By Heidi Thulin
On Field Media
Home assignment is tricky for a bi-national family like Anna and John Mosby’s. Every few years, they juggle visits to her Singapore and his United States. But that’s not all the traveling they do. In their earlier years, Anna and her family used their vacation days to travel, either by air or a trusty diesel Pajero to nearly all the mission stations in Kenya, just to meet new people and bring a bit of Nairobi (and supplies) out into the bush.
On one of those flights to visit missionaries in northern Kenya, as AIM Air’s Cessna 206 dipped and lifted over the Chalbi Desert’s hot sands, she became very ill. Not long afterward, she learned it was more than motion sickness; she was pregnant with her first child, Benjamin.

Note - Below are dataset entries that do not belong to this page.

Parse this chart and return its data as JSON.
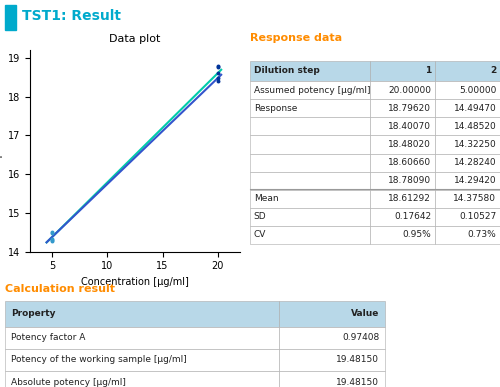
{
  "title": "TST1: Result",
  "title_color": "#00AACC",
  "title_icon_color": "#00AACC",
  "plot_title": "Data plot",
  "xlabel": "Concentration [µg/ml]",
  "ylabel": "Response",
  "xlim": [
    3,
    22
  ],
  "ylim": [
    14.0,
    19.2
  ],
  "xticks": [
    5,
    10,
    15,
    20
  ],
  "yticks": [
    14,
    15,
    16,
    17,
    18,
    19
  ],
  "conc1": 5.0,
  "conc2": 20.0,
  "responses1": [
    18.7962,
    18.4007,
    18.4802,
    18.6066,
    18.7809
  ],
  "responses2": [
    14.4947,
    14.4852,
    14.3225,
    14.2824,
    14.2942
  ],
  "mean1": 18.61292,
  "mean2": 14.3758,
  "sd1": 0.17642,
  "sd2": 0.10527,
  "cv1": "0.95%",
  "cv2": "0.73%",
  "assumed_potency1": "20.00000",
  "assumed_potency2": "5.00000",
  "line1_color": "#00CCAA",
  "line2_color": "#3355CC",
  "dot1_color": "#003399",
  "dot2_color": "#3399CC",
  "calc_properties": [
    "Potency factor A",
    "Potency of the working sample [µg/ml]",
    "Absolute potency [µg/ml]"
  ],
  "calc_values": [
    "0.97408",
    "19.48150",
    "19.48150"
  ],
  "response_data_title": "Response data",
  "response_data_color": "#FF8C00",
  "calc_result_title": "Calculation result",
  "calc_result_color": "#FF8C00",
  "table_header_bg": "#B8D8E8",
  "table_cell_bg": "#FFFFFF",
  "bg_color": "#FFFFFF"
}
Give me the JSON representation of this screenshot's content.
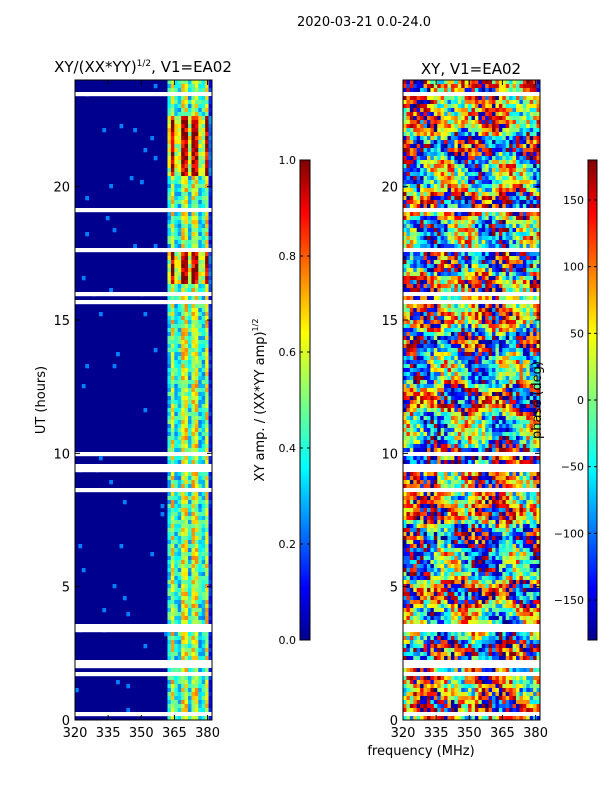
{
  "suptitle": "2020-03-21 0.0-24.0",
  "xlabel": "frequency (MHz)",
  "colors": {
    "low": "#00008f",
    "high": "#800000",
    "line": "#000000",
    "background": "#ffffff"
  },
  "chart_data": [
    {
      "type": "heatmap",
      "title_main": "XY/(XX*YY)",
      "title_sup": "1/2",
      "title_tail": ", V1=EA02",
      "ylabel": "UT (hours)",
      "xlim": [
        320,
        382
      ],
      "ylim": [
        0,
        24
      ],
      "xticks": [
        320,
        335,
        350,
        365,
        380
      ],
      "yticks": [
        0,
        5,
        10,
        15,
        20
      ],
      "value_range": [
        0,
        1
      ],
      "description": "normalized XY amplitude; mostly near 0 below 362 MHz, elevated (0.3-0.9) in 362-382 MHz band, strongest near 16.5-17.5 h and 20.5-22.5 h"
    },
    {
      "type": "heatmap",
      "title": "XY, V1=EA02",
      "ylabel": "",
      "xlim": [
        320,
        382
      ],
      "ylim": [
        0,
        24
      ],
      "xticks": [
        320,
        335,
        350,
        365,
        380
      ],
      "yticks": [
        0,
        5,
        10,
        15,
        20
      ],
      "value_range": [
        -180,
        180
      ],
      "description": "XY phase in degrees, noisy across full band"
    }
  ],
  "colorbars": [
    {
      "label_main": "XY amp. / (XX*YY amp)",
      "label_sup": "1/2",
      "range": [
        0,
        1
      ],
      "ticks": [
        "0.0",
        "0.2",
        "0.4",
        "0.6",
        "0.8",
        "1.0"
      ],
      "tick_values": [
        0,
        0.2,
        0.4,
        0.6,
        0.8,
        1.0
      ]
    },
    {
      "label": "phase (deg)",
      "range": [
        -180,
        180
      ],
      "ticks": [
        "−150",
        "−100",
        "−50",
        "0",
        "50",
        "100",
        "150"
      ],
      "tick_values": [
        -150,
        -100,
        -50,
        0,
        50,
        100,
        150
      ]
    }
  ]
}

Ten years after that flight, Benjamin suffered a tragic accident, and Anna and John buried their firstborn in Kijabe, the Kenyan town where he was born. “We are grateful for the community here in Kenya,” she recalls. “Here, death and loss are such a common part of life that we realized we were not alone in having gone through such a painful experience like this. We were able to bond with people through this.” Before the burial, her students from Africa International University came to her house, and as they had just previously learned from their class on Job, they sat with her in silence. They were with her and that was deeply encouraging.

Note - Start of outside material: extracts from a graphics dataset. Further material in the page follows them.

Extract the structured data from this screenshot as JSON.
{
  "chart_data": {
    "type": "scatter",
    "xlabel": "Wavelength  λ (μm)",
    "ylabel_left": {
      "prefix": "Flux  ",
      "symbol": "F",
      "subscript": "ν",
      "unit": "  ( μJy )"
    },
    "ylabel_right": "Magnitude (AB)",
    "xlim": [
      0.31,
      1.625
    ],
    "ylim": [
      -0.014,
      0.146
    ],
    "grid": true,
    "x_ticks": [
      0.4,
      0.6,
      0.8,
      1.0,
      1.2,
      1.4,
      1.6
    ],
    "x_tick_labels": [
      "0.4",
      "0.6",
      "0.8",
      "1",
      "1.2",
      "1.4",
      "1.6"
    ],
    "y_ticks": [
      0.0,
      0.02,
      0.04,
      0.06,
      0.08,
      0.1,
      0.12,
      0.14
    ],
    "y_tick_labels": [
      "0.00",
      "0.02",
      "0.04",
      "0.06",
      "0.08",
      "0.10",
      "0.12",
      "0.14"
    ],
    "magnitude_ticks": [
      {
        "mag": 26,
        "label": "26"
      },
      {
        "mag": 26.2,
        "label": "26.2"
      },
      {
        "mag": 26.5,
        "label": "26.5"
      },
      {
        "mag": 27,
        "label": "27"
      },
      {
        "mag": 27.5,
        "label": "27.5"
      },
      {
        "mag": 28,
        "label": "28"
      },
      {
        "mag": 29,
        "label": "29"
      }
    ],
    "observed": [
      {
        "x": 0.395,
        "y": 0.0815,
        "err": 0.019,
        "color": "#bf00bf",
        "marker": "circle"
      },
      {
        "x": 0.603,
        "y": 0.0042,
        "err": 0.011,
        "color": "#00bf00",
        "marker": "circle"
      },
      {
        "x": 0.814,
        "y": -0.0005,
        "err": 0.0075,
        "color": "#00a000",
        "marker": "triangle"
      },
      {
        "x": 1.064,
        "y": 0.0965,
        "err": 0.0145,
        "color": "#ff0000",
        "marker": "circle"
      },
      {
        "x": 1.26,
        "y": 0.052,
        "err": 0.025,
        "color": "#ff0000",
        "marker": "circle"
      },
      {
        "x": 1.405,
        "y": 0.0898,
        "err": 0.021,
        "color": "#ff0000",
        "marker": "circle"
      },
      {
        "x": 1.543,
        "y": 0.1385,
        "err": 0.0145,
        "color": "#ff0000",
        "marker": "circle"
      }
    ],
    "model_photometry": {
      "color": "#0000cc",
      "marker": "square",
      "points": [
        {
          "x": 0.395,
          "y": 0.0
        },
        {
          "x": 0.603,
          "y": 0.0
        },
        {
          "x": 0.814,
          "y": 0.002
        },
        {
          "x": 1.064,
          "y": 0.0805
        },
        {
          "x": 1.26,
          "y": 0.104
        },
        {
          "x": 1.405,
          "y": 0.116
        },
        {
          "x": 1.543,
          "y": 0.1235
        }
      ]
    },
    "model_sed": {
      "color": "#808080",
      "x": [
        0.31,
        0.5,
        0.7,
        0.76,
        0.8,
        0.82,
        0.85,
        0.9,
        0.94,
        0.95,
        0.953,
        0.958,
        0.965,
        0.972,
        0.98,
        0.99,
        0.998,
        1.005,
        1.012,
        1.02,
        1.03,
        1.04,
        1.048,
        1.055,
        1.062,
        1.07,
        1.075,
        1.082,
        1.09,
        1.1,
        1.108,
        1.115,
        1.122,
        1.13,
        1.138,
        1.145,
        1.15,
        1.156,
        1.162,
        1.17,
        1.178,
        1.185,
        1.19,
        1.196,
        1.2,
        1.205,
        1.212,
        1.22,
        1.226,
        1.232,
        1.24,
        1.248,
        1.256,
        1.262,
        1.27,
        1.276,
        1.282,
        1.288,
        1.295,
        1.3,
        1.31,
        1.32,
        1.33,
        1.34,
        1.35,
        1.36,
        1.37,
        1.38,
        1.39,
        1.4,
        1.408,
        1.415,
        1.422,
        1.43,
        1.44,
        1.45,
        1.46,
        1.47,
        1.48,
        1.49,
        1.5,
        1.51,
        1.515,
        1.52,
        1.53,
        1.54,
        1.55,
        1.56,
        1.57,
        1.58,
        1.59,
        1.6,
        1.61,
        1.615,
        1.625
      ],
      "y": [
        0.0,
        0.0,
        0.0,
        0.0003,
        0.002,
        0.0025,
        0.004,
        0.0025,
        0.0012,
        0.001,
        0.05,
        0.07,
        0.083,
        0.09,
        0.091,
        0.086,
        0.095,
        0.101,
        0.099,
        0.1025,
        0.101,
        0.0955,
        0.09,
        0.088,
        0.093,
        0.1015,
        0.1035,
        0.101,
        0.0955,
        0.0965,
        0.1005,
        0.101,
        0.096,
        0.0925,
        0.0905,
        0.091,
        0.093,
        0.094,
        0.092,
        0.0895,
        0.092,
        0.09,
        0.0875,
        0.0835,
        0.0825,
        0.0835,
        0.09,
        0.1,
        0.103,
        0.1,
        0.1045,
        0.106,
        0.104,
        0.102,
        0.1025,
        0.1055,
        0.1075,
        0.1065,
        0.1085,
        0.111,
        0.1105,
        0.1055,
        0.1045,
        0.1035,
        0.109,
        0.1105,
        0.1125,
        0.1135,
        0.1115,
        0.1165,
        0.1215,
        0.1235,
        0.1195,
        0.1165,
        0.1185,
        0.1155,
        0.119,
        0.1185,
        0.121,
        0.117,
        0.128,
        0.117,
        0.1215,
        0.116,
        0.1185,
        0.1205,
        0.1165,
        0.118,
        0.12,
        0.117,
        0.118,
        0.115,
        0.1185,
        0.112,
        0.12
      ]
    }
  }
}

Anna’s younger son, Wesley, is the typical teenager, eager to attend Rift Valley Academy for high school in September, gifted in music, and taller than his mom. Her husband is the Director of Maintenance at AIM AIR, and people always feel more comfortable with him around on long road safaris. Which is why she dreams of one day embarking on a road trip with him cross-continent to South Africa.
Unlike her husband, who has been an airplane mechanic for the entirety of their mission career, Anna has taken on several roles. Since 1995, she has helped provide vehicle insurance for missionaries. And on a continent where the roads themselves are a hazard, her services are highly appreciated. She has also served as the communications officer and administrative assistant to the principal of Carlile College, a missions training school with a campus in the Eastlands area of Nairobi and one in the heart of the Kibera slum. She also taught theology, Bible, and missions courses her first ten years in Kenya at Africa International University, where she was also a student and relished learning to understand the Bible from an African perspective.
Though Anna has experienced and accomplished much during her time on the field, she is humble about her contribution. “I don’t consider myself as having achieved anything particularly outstanding,” she says. “If I can simply be faithful in serving the Lord and persevere even when the going gets tough, I know it is His grace that will continue to enable and sustain me.”